Poem 81 from Ainkurunooru. This is said by the Courtesan to him. The courtesan has heard that his wife spoke ill of her. So when he comes to meet her, she says “Your wife will feel aggrieved if you are with me, so go away”. The interesting bit is the seemingly unrelated description of his town. “Like the drummers who eat the remains of what the stork has eaten, your wife gets to embrace you only after I have had my fill” is the courtesan’s way of putting down his wife.

Naaladiyaar – 331

Like a tortoise splashing about in the cooking pot
unaware of the hunter lighting it –
are those who revel in worldly tangles
while God of death waits for the right time.

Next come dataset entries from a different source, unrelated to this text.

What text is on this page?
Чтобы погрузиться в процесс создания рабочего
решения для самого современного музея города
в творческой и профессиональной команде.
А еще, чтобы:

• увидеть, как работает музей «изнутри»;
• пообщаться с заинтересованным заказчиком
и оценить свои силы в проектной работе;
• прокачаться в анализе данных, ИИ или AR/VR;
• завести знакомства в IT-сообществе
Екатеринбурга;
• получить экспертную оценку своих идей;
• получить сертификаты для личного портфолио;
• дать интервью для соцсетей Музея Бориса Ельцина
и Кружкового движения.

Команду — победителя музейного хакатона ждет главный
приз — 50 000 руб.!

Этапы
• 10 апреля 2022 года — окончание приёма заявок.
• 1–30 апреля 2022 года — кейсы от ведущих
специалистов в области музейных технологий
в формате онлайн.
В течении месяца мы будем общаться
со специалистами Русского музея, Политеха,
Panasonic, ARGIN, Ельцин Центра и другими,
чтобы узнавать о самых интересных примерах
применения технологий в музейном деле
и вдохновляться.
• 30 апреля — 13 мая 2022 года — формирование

கொலைஞர் உலை ஏற்றித் தீ மடுப்ப, ஆமை
நிலை அறியாது அந் நீர் படிந்தாடியற்றே-
கொலை வல் கொடுங் கூற்றம் கோள் பார்ப்ப, ஈண்டை
வலையகத்துச் செம்மாப்பார் மாண்பு.

Poem 331 from Naaladiyaar. This is the first poem in the chapter Ignorance (பேதைமை). This poem is about the ignorance of people who think that their world is permanent. I chose this poem for the simile of tortoise in a cooking pot. In old Tamil literature, the tortoise is used as a simile often. I think that these must have been fresh water tortoises found near farmlands.

Ainkurunooru – 415

This, my girl, is the time when we loved;
That, my  girl is the forest where we loved;
Blissful is youth, when spent
merrily in the arms of one’s lover.

இதுவே, மடந்தை! நாம் மேவிய பொழுதே;
உதுவே, மடந்தை! நாம் உள்ளிய புறவே;
இனிது உடன் கழிக்கின், இளமை
இனிதால் அம்ம, இனியவர்ப் புணர்வே!

Poem 415 from Ainkurunooru. This is a Mullai Thinai  (forest & pastoral landscape) poem. Evening time and forest are the leitmotif of these poems. Poems 411-420 are about him coming back earlier than promised and wooing her back again with memories of past.

Thirukkural – 1284

It’s to quarrel I went, my friend! forgetting
that, my heart started to romance.

ஊடற்கண் சென்றேன்மன்;-தோழி! அது மறந்து
கூடற்கண் சென்றது, என் நெஞ்சு

She’s upset that he was away for long. So when he comes back she goes to quarrel with him. But on seeing him her heart melts and she starts romancing him.

Ainkurunooru – 60

You,from the town where the junglefowl
crows in fields to lure its hen! I say:
You always come after the house is asleep;
Aren’t you afraid of her dad’s spear?

பழனக் கம்புள் பயிர்ப்பெடை அகவும்
கழனி ஊர! நின் மொழிவல்: என்றும்
துஞ்சு மனை நெடு நகர் வருதி;
அஞ்சாயோ, இவள் தந்தை கை வேலே?

Poem no. 60 from Ainkurunooru. Her friend admonishes him for coming to visit her in the night and warns him of her dad’s anger. The junglefowl crowing to attract the female is equated to him wooing her.